There is a reason for what would seem like my sudden abandonment of my blog and email over the last month or so (and particularly the last week +).
Life on the roller coaster is always somewhat distracting…and the ride has certainly been a WILD one lately.
Now that I have “simmered down”, I can offer an explanation.
You know, unlike my husband, I naturally have a general distrust of people. He calls me cynical and suspicious and frequently tells me to “lighten up”, but it is my past, my own previous experiences with being “stabbed in the back” that have caused me to be on guard like I am. If only I had followed my gut this last time. I knew something wasn’t right, but I at least thought that these people meant well.

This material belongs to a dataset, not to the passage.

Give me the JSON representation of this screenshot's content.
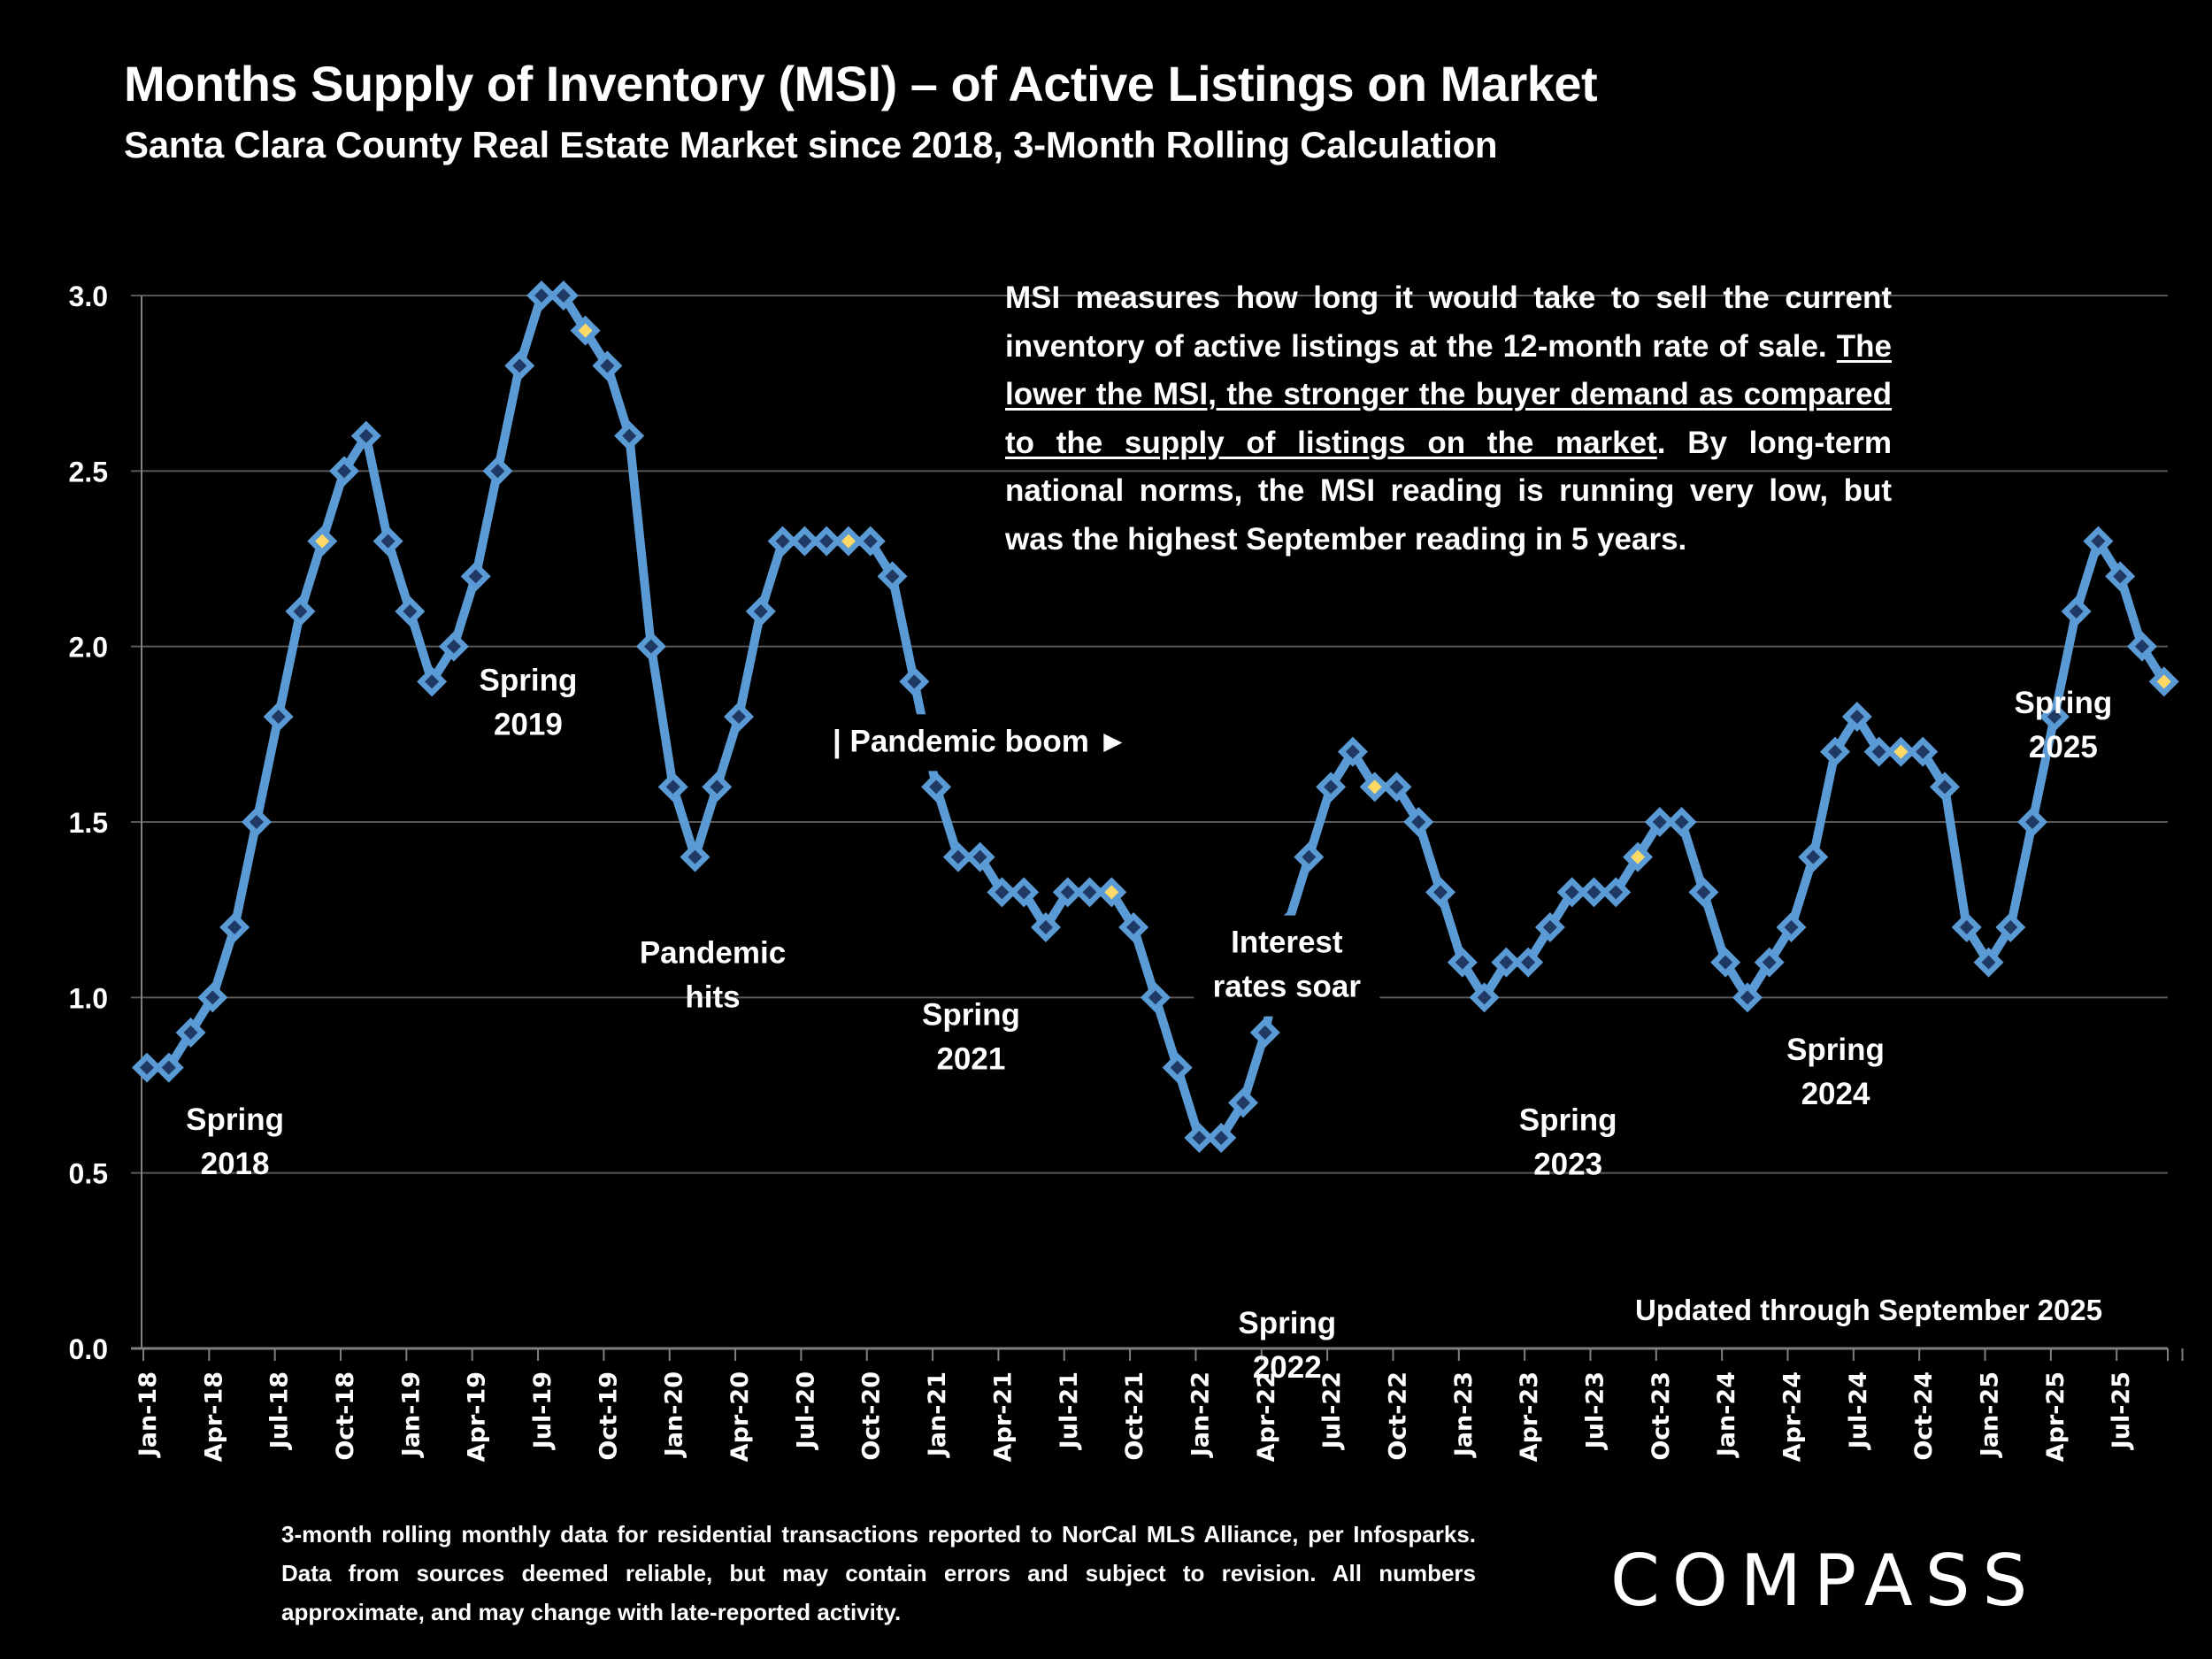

Au contraire.
If you recall, after yet another of Audrey’s violent outbursts last January, some family “friends” from reenacting stepped in and offered to help out. They offered to take in Audrey and provide her with medical care and even alternative treatments that we couldn’t afford. They spoke of how since Audrey would only be an hour away, she would still be able to visit with her family often. (I can count on one hand the number of times we actually saw Audrey during those months). I can only merely speculate about what went awry. I don’t know if these people were lying all along, on some sort of vendetta, or what…I won’t do that here though (speculate, that is) — I shall stick with the facts.
The facts are that as soon as Audrey began showing her true colors at their house and they had Audrey put into a “facility”, they cut off all communication with us, and between us and Audrey. They wouldn’t let us participate in Audrey’s care, wouldn’t return phone calls or emails — and refused to let Audrey contact us. (Thankfully, Audrey, against their wishes contacted us anyway, three times, using a borrowed cell phone at school, and informed us of some things that were going on. Oh MY — the LIES! The DECEPTION! These people are unreal!)
On Wednesday, the 21st, Rob called these people yet again (we hadn’t seen Audrey in about 2 months at this point) and said that we needed to talk. They called back late Wednesday night stating that we would NOT have contact with Audrey, NOR would we have anything to do with her care and treatment — as if they have the legal right to do such a thing! We never gave up our rights. We merely gave them the legal ability to get Audrey medical treatment and schooling. We were asking for one thing and one thing only — to be involved with our oldest child’s life. Period. They refused so Rob asked for the name of their attorney….
And they threatened him! They said that if we tried to get Audrey back that they would file false allegations of child abuse against us so we would “lose the rest of [our] children”.
They then proceeded, the following day to go through their phone records and call anyone Audrey had ever called from their phone, SLANDERING us (making up all kinds of false allegations against us — RIDICULOUS stuff!)
We contacted our attorney and the child protective unit of our sheriff’s department. Both told us those people had no legal rights and to go pick Audrey up. We did, early that Saturday morning. This act prompted these people to commit libel against us by emailing everyone from our reenactment group to further their character assassination against us.
The first thing Audrey wanted to do when she returned home
was to take a bath and cuddle with “Boo”, her favorite little sister
Our attorney is recommending that we file both a slander and a libel suit against them…and if they do follow through on their threats of false allegations to DCF, they will be facing felony charges under the law.
What a mess! Why do people do things like this?
It came out, after we brought Audrey home, that the entire time we had been trying to contact Audrey, they had been telling the poor child that we didn’t WANT her anymore — that we (her entire family) wanted nothing to do with her — and that she should just “forget” about us. Obviously, Audrey is glad to be home. She says she never wants to see or talk to those people again. I can only imagine what they put her through emotionally, while under the guise of trying to “help” her.
So please pray for us. This has been a painful situation for the children, especially Dinky Tumblina who, much like Anne Frank, believes that people are good at heart. She is hurt. She keeps saying, “But Mom. I thought they were nice. We even spent Christmas with them.” The betrayal is cutting her deeply.
We need prayer for Audrey too. She is completely un-medicated at the moment, and has NO conflict resolution skills as usual. Lots of tantrums — throwing things, yelling, banging around. Flying off the handle over nothing. We don’t know what we are going to do. We have an “emergency” appointment for her for counseling on Wednesday — the absolute soonest we could get her in.
So please pray for Audrey…and for wisdom on our parts as to what to do about her.
And please pray for my other children who are suffering from all of this…and for this whole DCF thing and this whole slander/libel thing.
All of this is in the midst of preparing for yet another move, and trying to finish up our homeschool year while preparing for next year, and while Rob is looking for another job, and while the children are performing their spring plays, and…(the list goes on).
See? Roller coaster ride. These are the things that have taken my mind off blogging and answering email faithfully over the last month or two.